Laurent Vitiello, secrétaire départemental du syndicat Alliance police nationale 64, alerte sur le risque croissant encouru par ses collègues. "Ce qui nous inquiète, c'est le nombre de collègues blessés. Des refus d'obtempérer ne se produisent pas seulement la nuit, mais également en journée, avec des piétons frôlés ou des familles évitées de justesse. Ces chauffards s'exposent à des risques inacceptables, souvent à cause de l'absence de permis ou de consommation de stupéfiants," déclare-t-il.
Nicolas Gallais, délégué d'UNSA police 64, partage cet constat alarmant : "Le phénomène a atteint un niveau de gravité sans précédent. Ces comportements mettent non seulement en danger les policiers, mais aussi les citoyens. Refuser de se soumettre à un contrôle policier pour une infraction mineure n'est plus tolérable."
Les syndicats de policiers appellent à des réponses pénales plus sévères, évoquant un "sentiment d'impunité" parmi certains conducteurs. Ils estiment que des peines jugées "incohérentes" encouragent ces comportements délinquants. "Lorsque l'on touche un policier, cela doit avoir des conséquences pénales immédiates," insiste Vitiello, qui souligne la nécessité de renforcer la protection des agents.
Dans le contexte actuel de tensions autour de l'utilisation des armes par la police, Amandine Vanhoye d'Alliance police nationale 64 affirme que "les policiers agissent dans un cadre légal strict. Ils ont peu de temps pour réagir lors des refus d'obtempérer et doivent faire face à des choix difficiles alors que les risques pour leur sécurité sont accrus."

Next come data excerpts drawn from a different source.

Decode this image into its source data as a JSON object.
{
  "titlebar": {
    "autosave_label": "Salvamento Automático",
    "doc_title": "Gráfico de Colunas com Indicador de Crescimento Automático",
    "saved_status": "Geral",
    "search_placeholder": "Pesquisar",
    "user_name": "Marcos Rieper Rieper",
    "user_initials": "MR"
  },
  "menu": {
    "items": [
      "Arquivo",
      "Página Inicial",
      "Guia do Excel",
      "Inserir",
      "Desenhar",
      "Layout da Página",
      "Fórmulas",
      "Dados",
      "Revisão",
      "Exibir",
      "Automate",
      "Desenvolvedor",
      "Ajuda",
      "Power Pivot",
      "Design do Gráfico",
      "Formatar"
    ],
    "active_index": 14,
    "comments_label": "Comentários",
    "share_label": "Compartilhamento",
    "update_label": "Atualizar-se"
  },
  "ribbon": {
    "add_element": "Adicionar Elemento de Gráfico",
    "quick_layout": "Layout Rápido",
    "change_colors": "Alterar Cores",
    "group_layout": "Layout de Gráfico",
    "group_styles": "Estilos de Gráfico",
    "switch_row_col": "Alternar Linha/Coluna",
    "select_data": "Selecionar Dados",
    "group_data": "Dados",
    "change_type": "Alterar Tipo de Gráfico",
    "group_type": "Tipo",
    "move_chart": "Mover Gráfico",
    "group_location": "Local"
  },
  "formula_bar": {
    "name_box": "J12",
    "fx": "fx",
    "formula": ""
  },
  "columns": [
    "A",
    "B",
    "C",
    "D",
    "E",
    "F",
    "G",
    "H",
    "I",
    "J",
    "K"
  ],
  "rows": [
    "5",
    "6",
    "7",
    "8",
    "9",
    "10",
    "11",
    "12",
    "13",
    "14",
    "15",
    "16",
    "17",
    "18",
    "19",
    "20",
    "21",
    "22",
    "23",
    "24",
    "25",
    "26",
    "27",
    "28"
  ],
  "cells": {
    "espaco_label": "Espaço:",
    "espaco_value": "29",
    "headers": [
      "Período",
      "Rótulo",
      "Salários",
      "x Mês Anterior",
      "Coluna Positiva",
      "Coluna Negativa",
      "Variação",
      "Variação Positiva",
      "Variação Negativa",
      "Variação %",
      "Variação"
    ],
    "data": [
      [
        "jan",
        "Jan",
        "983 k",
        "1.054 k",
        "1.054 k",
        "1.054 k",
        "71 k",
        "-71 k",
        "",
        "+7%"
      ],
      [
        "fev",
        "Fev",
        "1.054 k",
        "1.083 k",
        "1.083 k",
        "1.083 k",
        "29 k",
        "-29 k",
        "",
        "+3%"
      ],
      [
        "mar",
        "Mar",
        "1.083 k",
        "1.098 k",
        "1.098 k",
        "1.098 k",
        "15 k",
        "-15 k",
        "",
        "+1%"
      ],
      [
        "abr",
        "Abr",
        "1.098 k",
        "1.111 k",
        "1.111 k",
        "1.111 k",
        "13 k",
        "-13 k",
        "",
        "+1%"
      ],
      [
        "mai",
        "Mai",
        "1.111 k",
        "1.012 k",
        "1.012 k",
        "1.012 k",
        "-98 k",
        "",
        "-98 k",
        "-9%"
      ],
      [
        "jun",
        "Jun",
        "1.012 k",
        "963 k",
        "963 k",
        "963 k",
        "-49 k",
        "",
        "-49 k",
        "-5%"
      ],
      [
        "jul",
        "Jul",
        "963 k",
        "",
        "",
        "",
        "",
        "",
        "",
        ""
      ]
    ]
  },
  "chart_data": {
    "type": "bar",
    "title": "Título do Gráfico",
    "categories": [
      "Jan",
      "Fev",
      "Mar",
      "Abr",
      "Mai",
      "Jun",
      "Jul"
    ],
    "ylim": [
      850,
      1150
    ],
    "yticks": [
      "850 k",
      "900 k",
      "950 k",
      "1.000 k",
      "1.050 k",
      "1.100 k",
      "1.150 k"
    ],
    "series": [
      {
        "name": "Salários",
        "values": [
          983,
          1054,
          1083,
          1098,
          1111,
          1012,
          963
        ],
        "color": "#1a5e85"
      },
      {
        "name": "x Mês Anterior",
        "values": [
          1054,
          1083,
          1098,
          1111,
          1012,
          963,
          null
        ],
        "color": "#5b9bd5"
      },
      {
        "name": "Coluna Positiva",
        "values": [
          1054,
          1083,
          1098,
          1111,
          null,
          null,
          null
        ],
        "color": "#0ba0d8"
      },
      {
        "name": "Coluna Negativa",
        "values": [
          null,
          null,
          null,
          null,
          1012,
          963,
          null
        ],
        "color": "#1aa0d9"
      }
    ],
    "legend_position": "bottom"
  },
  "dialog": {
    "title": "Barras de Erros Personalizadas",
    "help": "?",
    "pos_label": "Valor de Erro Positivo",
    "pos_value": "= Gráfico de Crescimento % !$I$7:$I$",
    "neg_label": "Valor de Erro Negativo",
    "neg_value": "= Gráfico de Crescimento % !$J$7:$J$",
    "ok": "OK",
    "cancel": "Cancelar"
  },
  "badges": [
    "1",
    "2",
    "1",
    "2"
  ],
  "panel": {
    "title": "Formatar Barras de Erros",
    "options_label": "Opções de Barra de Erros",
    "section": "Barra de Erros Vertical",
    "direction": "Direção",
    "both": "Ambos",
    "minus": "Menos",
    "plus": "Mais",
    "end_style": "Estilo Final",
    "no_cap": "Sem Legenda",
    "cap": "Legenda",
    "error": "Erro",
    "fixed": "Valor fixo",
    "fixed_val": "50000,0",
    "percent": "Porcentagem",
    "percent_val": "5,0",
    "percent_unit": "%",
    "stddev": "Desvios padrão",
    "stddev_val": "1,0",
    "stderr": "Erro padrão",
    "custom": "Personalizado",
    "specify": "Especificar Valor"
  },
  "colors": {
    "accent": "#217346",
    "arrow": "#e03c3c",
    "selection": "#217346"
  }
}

Des données récentes suggèrent que des cas de refus d'obtempérer ont conduit à des blessés parmi les forces de l'ordre. Au début de l'année, un policier a été sévèrement blessé à Pau après qu'un conducteur ait refusé d'obéir. D'autres incidents notables incluent des collisions avec des civils, comme un cycliste percuté à Bayonne.
Les magistrats, de leur côté, doivent composer avec un système judiciaire engorgé et un manque de moyens. À Bayonne, la Maison d'arrêt présente un taux d'occupation alarmant d'environ 250%. Ensemble, ces éléments soulignent l'urgence d'une réponse collective face à cette augmentation des refus d'obtempérer, tant pour la sécurité des agents que pour celle des citoyens.